About Pulseoftheworld.com PDF Print E-mail
By Administrator   
Monday, 08 October 2007

At Pulse of the World, we aim to serve the Jacobs University community by informing, stimulating debate, promoting accountability and facilitating communication. And of course, to look and sound good doing it. We've been doing all that since 2004 and are only headed onwards and upwards from here! 

 

We've been Jacobs University's only independent student-run news source since 2004. Currently inhabiting the virtual sphere at www.pulseoftheworld.com, we cover all aspects of life on campus, from special events to policy changes to student opinion.
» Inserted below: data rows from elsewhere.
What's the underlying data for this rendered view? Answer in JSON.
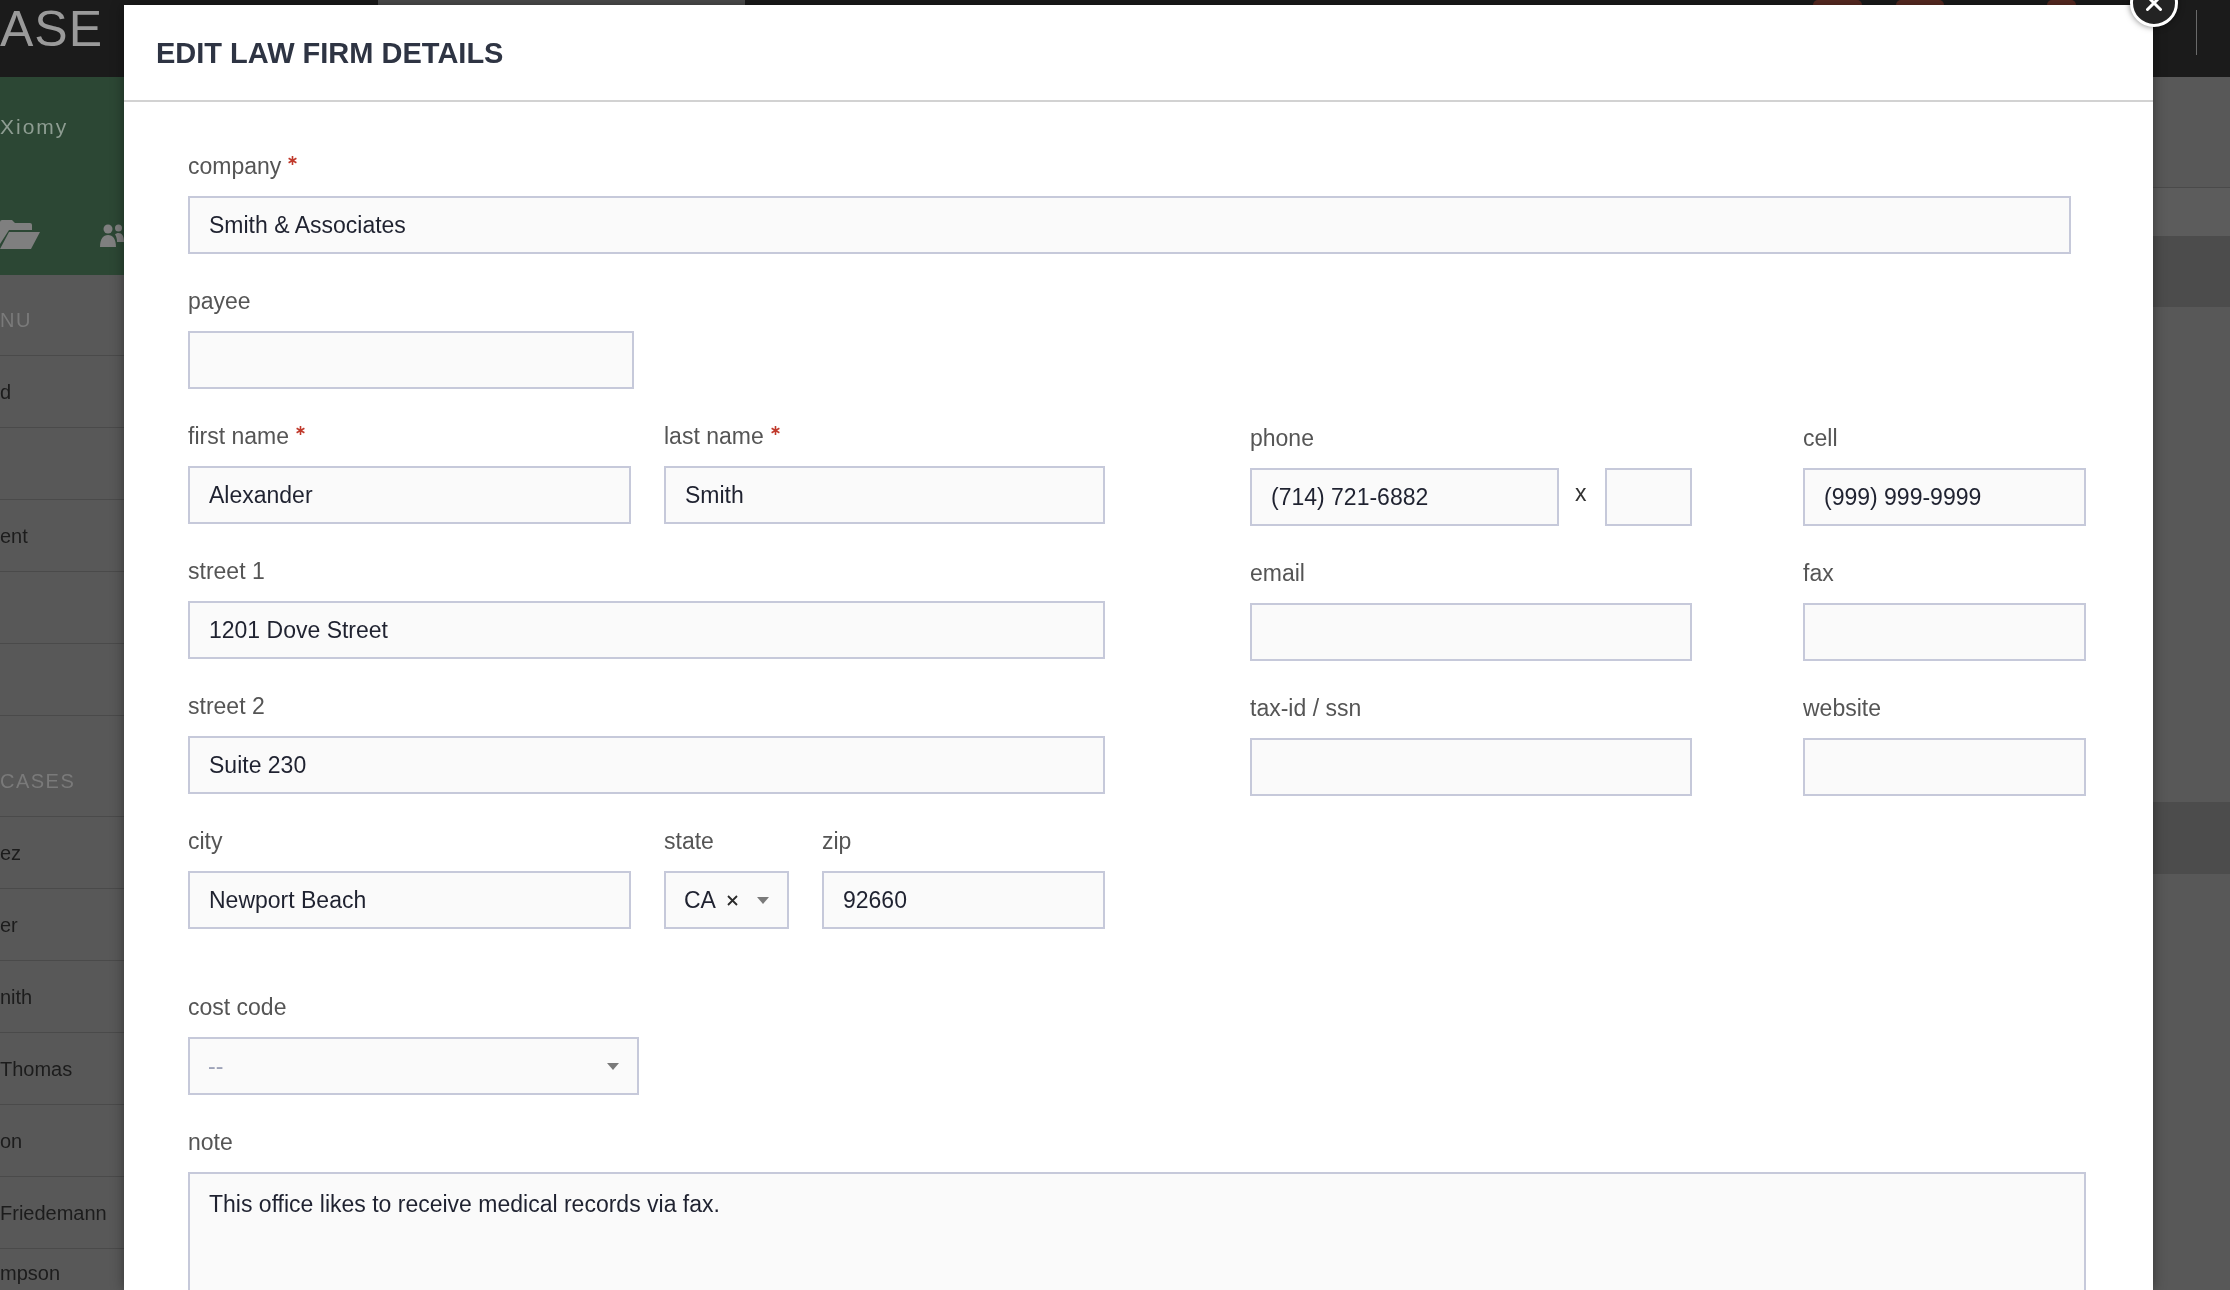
{
  "sidebar": {
    "logo": "ASE",
    "user_name": "Xiomy",
    "sections": [
      {
        "heading": "NU",
        "items": [
          {
            "kind": "entry",
            "label": "d"
          },
          {
            "kind": "blank"
          },
          {
            "kind": "entry",
            "label": "ent"
          },
          {
            "kind": "blank"
          },
          {
            "kind": "blank"
          }
        ]
      },
      {
        "heading": "CASES",
        "items": [
          {
            "kind": "entry",
            "label": "ez"
          },
          {
            "kind": "entry",
            "label": "er"
          },
          {
            "kind": "entry",
            "label": "nith"
          },
          {
            "kind": "entry",
            "label": "Thomas"
          },
          {
            "kind": "entry",
            "label": "on"
          },
          {
            "kind": "entry",
            "label": "Friedemann"
          },
          {
            "kind": "entry",
            "label": "mpson"
          }
        ]
      }
    ]
  },
  "modal": {
    "title": "EDIT LAW FIRM DETAILS",
    "top_fields": [
      {
        "kind": "text",
        "label": "company",
        "required": true,
        "value": "Smith & Associates"
      },
      {
        "kind": "text",
        "label": "payee",
        "required": false
      }
    ],
    "left_rows": [
      {
        "fields": [
          {
            "kind": "text",
            "label": "first name",
            "required": true,
            "value": "Alexander"
          },
          {
            "kind": "text",
            "label": "last name",
            "required": true,
            "value": "Smith"
          }
        ]
      },
      {
        "fields": [
          {
            "kind": "text",
            "label": "street 1",
            "required": false,
            "value": "1201 Dove Street"
          }
        ]
      },
      {
        "fields": [
          {
            "kind": "text",
            "label": "street 2",
            "required": false,
            "value": "Suite 230"
          }
        ]
      },
      {
        "fields": [
          {
            "kind": "text",
            "label": "city",
            "required": false,
            "value": "Newport Beach"
          },
          {
            "kind": "select",
            "label": "state",
            "required": false,
            "value": "CA"
          },
          {
            "kind": "text",
            "label": "zip",
            "required": false,
            "value": "92660"
          }
        ]
      }
    ],
    "right_rows": [
      {
        "fields": [
          {
            "kind": "phone",
            "label": "phone",
            "required": false,
            "value": "(714) 721-6882",
            "extension_separator": "x"
          },
          {
            "kind": "text",
            "label": "cell",
            "required": false,
            "value": "(999) 999-9999"
          }
        ]
      },
      {
        "fields": [
          {
            "kind": "text",
            "label": "email",
            "required": false
          },
          {
            "kind": "text",
            "label": "fax",
            "required": false
          }
        ]
      },
      {
        "fields": [
          {
            "kind": "text",
            "label": "tax-id / ssn",
            "required": false
          },
          {
            "kind": "text",
            "label": "website",
            "required": false
          }
        ]
      }
    ],
    "bottom_fields": [
      {
        "kind": "select",
        "label": "cost code",
        "required": false,
        "placeholder": "--"
      },
      {
        "kind": "textarea",
        "label": "note",
        "required": false,
        "value": "This office likes to receive medical records via fax."
      }
    ]
  }
}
Keep an eye out for our upcoming print edition, giving all members of the university community another way to join the debate.

 

Your Editors-in-Chief for this flight will be two second-year students: Ian Beacock (History '09) and Madeleine LaRue (HTAL '09), members of that rare species known as humanities students. They're from Canada and the United States respectively, which are actually separate countries and there is a difference. It's just sometimes difficult to describe. They're supported in their work by an ever-growing team of top-notch journalists and photographers, who somehow find time in their busy schedules to contribute superb writing on a variety of topics and usually under tight time constraints. Feel free to worship those incredible contributors at your convenience. They make the job of editing infinitely easier.

 

An incredible amount of support is also provided by Tino Kreutzer, founding father of Pulse of the World who now contributes from afar. Tino is currently based in the Central African Republic, but this globetrotter is always on the move, so this location may not apply for much longer.

 


 

We've got a short but exciting history, as POTW.com has made its meteoric rise in roughly three years from a newsletter reporting on an act of student revolt to an accessible and sexy-looking news platform.

 

It was the desire for a better way than email to spread information on campus that led to the first journalistic enterprise of the then-International University Bremen. A newsletter known as "Crossroads" began to circulate on campus, but changing priorities and graduating students lent it an early demise. The next project was the BRIMUN Daily in April 2004, a newsletter used for the university's new Model United Nations conference to keep information flowing between delegates.

 

In May 2004, fresh from the heady success of their BRIMUN Daily efforts, a team of students set about developing a campus news magazine: and The Pulse was born, so named out of an aim to keep a finger on the pulse of the university's campus life. The first Pulse issue documented the student performance of Pink Floyd's "The Wall". At about the same time, the same team gave birth (quite figuratively, of course) to Pulse Express, meant to be a rapid-fire, one-sheet news update about key events on campus.

 

That fall marked another watershed moment for the journalistic project on-campus as the team hit the web with Pulseoftheworld.com, the sole project of the original Pulse News Group still running today. The new website was unveiled at the student bar, TheOtherSide, at a kick-ass party on 24 September 2004. The team quickly grew to roughly 90 writers, photographers, layout-artists and editors, who worked throughout the year to keep news flowing.

 

The original rush of activity did slightly ebb after several years, but Pulseoftheworld.com is currently experiencing a Renaissance of sorts - the expanding team is once more covering on-campus events with speed and accuracy, digging into the activities of the university administration to make sure all is on the straight and narrow and bringing ideas and opinions to the campus community at-large.